Hindu Editorial Analysis : 5-December-2023

The recent approval of the Terms of Reference for the Sixteenth Finance Commission by the Union Cabinet, chaired by the Prime Minister, marks a crucial step in India’s fiscal governance. Understanding the significance of the Finance Commission, its historical context under Article 280, and the subsequent amendments is vital for comprehending its role in shaping fiscal federalism in the country.

Finance Commission: Anchoring Fiscal Federalism
  • Establishment Under Article 280: The Finance Commission, a constitutional body, operates under Article 280 to recommend the distribution of tax revenue among the Union and states. Its formation, every five years, comprises a Chairman and four members, with Parliament determining their qualifications and procedures.
  • Amendment in 1992: In 1992, an amendment broadened the Commission’s duties to include recommendations on increasing funds for Panchayats and Municipalities, aligning with state Finance Commission suggestions.
Fiscal Federalism: The Crucial Context
  • Definition: Fiscal federalism concerns the division of financial powers and functions between different levels of the federal government. It encompasses tax imposition, division, and joint collection, ensuring fairness through constitutional authorities like the Finance Commission.
  • Significance: Fiscal federalism holds significance in determining expenditure responsibilities, financing public goods, and adopting strategies to regulate spending and borrowing at each government level.
Challenges and Limitations of Finance Commission
  • Resource-Demand Imbalance: Limited resources versus unlimited demands pose a significant challenge to Finance Commissions.
  • Political Power Shifts: The Commission faces difficulties when its term coincides with fundamental shifts in fiscal relationships, as seen with the challenges posed by the introduction of GST during the 15th Finance Commission.
  • Intersecting Domains: The Finance Commission and the GST Council’s intersecting domains create complexities, impacting state and central tax revenues.
  • Centralization Demands: Recent calls for greater centralization of expenditure assignment pose a challenge to India’s quasi-federal system.
  • Third Tier of Government: Empowering local governments and Panchayati Raj institutions remains a challenge, requiring capacity building and substantial fund flows.
  • Capacity Building: Strengthening the capacity of PRIs and ULBs is essential for effective decentralization, requiring reforms and resource allocation.
Why In News

The Union Cabinet, chaired by the Prime Minister, has recently approved the Terms of Reference for the Sixteenth Finance Commission, reinforcing the government’s commitment to fostering equitable fiscal policies and ensuring the effective allocation of resources for balanced economic growth.

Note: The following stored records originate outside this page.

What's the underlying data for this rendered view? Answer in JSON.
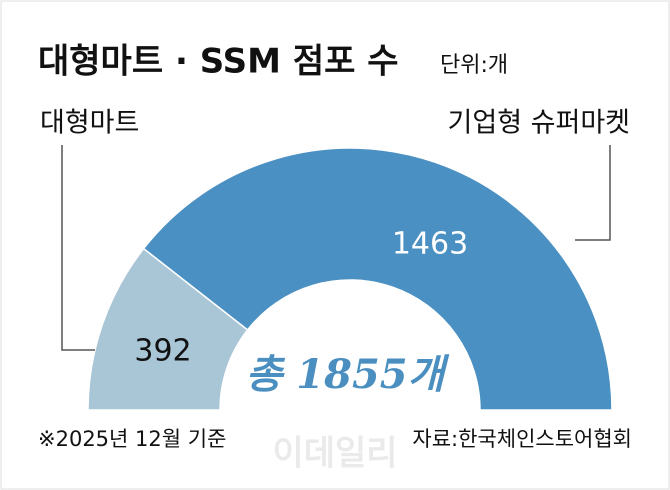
{
  "chart_data": {
    "type": "half-donut",
    "title": "대형마트 · SSM 점포 수",
    "unit": "단위:개",
    "categories": [
      "대형마트",
      "기업형 슈퍼마켓"
    ],
    "values": [
      392,
      1463
    ],
    "colors": [
      "#a9c6d7",
      "#4a90c2"
    ],
    "center_label": "총 1855개",
    "note": "※2025년 12월 기준",
    "source": "자료:한국체인스토어협회",
    "watermark": "이데일리"
  }
}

MCQs about Sixteenth Finance Commission

  1. What is the primary responsibility of the Finance Commission in India?
    A. Proposing constitutional amendments
    B. Recommending the distribution of tax revenue
    C. Enforcing fiscal policies
    D. Overseeing state legislatures
    Correct Answer: B. Recommending the distribution of tax revenue
    Explanation: The Finance Commission operates under Article 280 to recommend the distribution of tax revenue between the Union and states.
  2. What is the central focus of Fiscal Federalism in India?
    A. Environmental regulations
    B. Division of financial powers and functions
    C. Social welfare programs
    D. Foreign relations
    Correct Answer: B. Division of financial powers and functions
    Explanation: Fiscal federalism deals with the division of financial powers and functions among different levels of the federal government.
  3. What is a major challenge faced by Finance Commissions in India?
    A. Excessive resources
    B. Political power consolidation
    C. Limited resources versus unlimited demands
    D. Uniform taxation
    Correct Answer: C. Limited resources versus unlimited demands
    Explanation: Limited resources versus unlimited demands pose a significant challenge to Finance Commissions.
  4. Why is capacity building crucial for the third tier of government in India?
    A. To centralize power
    B. To strengthen the Finance Commission’s authority
    C. To enhance the capacity of PRIs and ULBs
    D. To reduce the influence of state legislatures
    Correct Answer: C. To enhance the capacity of PRIs and ULBs
    Explanation: Capacity building is essential to strengthen the capacity of Panchayati Raj Institutions (PRIs) and Urban Local Bodies (ULBs) for effective decentralization.